Dicas, dicas, dicas!
Something Special (traduzido no Brasil como Amor e Casamento), de Hannah Gadsby [especial de comédia]
Eu espero muito que pós-jovens conheçam o trabalho dessa comediante australiana que, em 2018, chutou todos os baldes com o especial Nanette, voltou a fazer aquela comédia tão engraçada quanto inteligente de antes em Douglas (2020), para contar do diagnóstico tardio de autismo, e nos dá agora mais um stand up de longa duração com suas ideias sobre o amor romântico e a história de como pediu a namorada em casamento. É excelente e um bom complemento ao raciocínio ali de cima sobre as canções do amor. Vale dizer: Todos esses três especiais são da Netflix.
obsoleto futuro [projeto artístico meio brincadeira porque não se leva a sério, mas é legal e os amigos estão gostando, então vale a dica, eu acho]

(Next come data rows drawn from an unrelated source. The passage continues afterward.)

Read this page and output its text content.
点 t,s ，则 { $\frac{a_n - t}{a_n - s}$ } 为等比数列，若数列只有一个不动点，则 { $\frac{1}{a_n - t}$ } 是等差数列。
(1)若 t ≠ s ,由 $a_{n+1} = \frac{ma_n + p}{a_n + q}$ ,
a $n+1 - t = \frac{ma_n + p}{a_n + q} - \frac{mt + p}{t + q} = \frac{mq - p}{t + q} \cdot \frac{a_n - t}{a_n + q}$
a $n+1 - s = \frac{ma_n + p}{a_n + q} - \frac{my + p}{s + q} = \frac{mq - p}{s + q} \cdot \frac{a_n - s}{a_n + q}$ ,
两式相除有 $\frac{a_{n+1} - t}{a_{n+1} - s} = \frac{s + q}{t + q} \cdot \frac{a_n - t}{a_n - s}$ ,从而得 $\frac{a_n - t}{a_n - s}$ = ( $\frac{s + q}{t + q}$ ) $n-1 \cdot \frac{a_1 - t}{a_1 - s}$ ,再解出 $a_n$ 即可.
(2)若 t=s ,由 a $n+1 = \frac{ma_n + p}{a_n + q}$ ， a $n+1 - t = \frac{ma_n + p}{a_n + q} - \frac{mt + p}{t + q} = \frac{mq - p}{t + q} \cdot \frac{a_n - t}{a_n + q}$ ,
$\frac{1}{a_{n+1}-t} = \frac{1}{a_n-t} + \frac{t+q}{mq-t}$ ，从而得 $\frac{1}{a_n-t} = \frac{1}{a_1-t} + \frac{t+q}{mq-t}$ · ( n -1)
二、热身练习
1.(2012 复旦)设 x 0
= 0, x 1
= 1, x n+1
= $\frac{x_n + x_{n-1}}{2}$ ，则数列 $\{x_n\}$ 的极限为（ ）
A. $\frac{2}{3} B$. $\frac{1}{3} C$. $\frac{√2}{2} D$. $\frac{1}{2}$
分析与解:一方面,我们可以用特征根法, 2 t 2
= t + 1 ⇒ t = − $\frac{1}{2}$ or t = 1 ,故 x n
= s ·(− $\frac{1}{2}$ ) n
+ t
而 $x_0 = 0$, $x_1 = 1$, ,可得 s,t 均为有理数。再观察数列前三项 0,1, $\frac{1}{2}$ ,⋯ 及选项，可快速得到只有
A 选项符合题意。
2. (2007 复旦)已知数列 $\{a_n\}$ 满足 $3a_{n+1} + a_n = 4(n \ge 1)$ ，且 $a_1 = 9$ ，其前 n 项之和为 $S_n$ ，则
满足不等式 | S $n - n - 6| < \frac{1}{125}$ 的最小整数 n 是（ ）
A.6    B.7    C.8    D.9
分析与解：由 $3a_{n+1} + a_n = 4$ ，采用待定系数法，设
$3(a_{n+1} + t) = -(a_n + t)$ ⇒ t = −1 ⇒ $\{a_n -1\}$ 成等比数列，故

A insegurança do subtítulo ali denuncia que estou falando de algo meu, não é? Deixa eu tentar resumir: Ando refletindo muito sobre como a ideia de futuro que gerações anteriores viveram é drasticamente diferente da nossa realidade, quando vemos um planeta em chamas e desconfiamos que os próximos anos não serão lá muito promissores para a humanidade. Essa série de imagens brinca com a ideia de que aquele futuro promovido por décadas atrás é tão obsoleto quanto os produtos daquela época. Tem um texto que acompanha o projeto e fala disso tudo de uma maneira um pouco mais detalhada, mas pode só ver as figuras também se você for esse tipo de pessoa (não julgo!). Tá lá no Instagram.
E esse meme aqui, hein?
Já que eu tinha menos dicas hoje, e falei tanto das mudanças entre as décadas, deixo aqui esse email que me arrancou uma risada sincera na semana passada. Ele diz assim:
Como as pessoas pensam que os anos 90 eram/Como eles eram na verdade
Você também concorda?
E no podcast…
Já falei isso algumas vezes no Pós-Jovem e vou repetir o quanto for preciso: Um dos maiores prazeres do meu ofício no jornalismo cultural é poder acompanhar muito de perto como se desenham as carreiras (no sentido de “obras produzidas”, não de “mercado”). Luiza Lian é alguém que eu tive a honra de escrever a primeira notícia de seu primeiro single, em 2015, e pude estar junto em shows, entrevistas e demais ocasiões desde então, e agora temos mais uma gravação legal pra caramba para esse nosso histórico. No podcast, ela vem para falar de arte independente, tecnologia e os temas que a levaram ao recém-lançado (e absurdamente bom) 7 estrelas | quem arrancou o céu?. Foi um papo cheio de ideias, risadas e afeto que eu sei que vai bater bem em você como fez bem para mim.
Bora manter contato!
Em 18 de setembro, daqui duas semanas, vem mais newsletter para você. No meio tempo, vem pro papo no podcast@posjovem.com.br e siga o Pós-Jovem no Instagram e no Twitter.
Como diria a internet por aí: deu gatilho! rs
Taaaanta música da minha adolescência tem uma visão esquisita do amor romântico!
Uma que me veio na cabeça: (Everything I Do) I Do It For You, do Bryan Adams. Uma delícia de cantar alto junto com o cantor, mas sem prestar atenção na letra.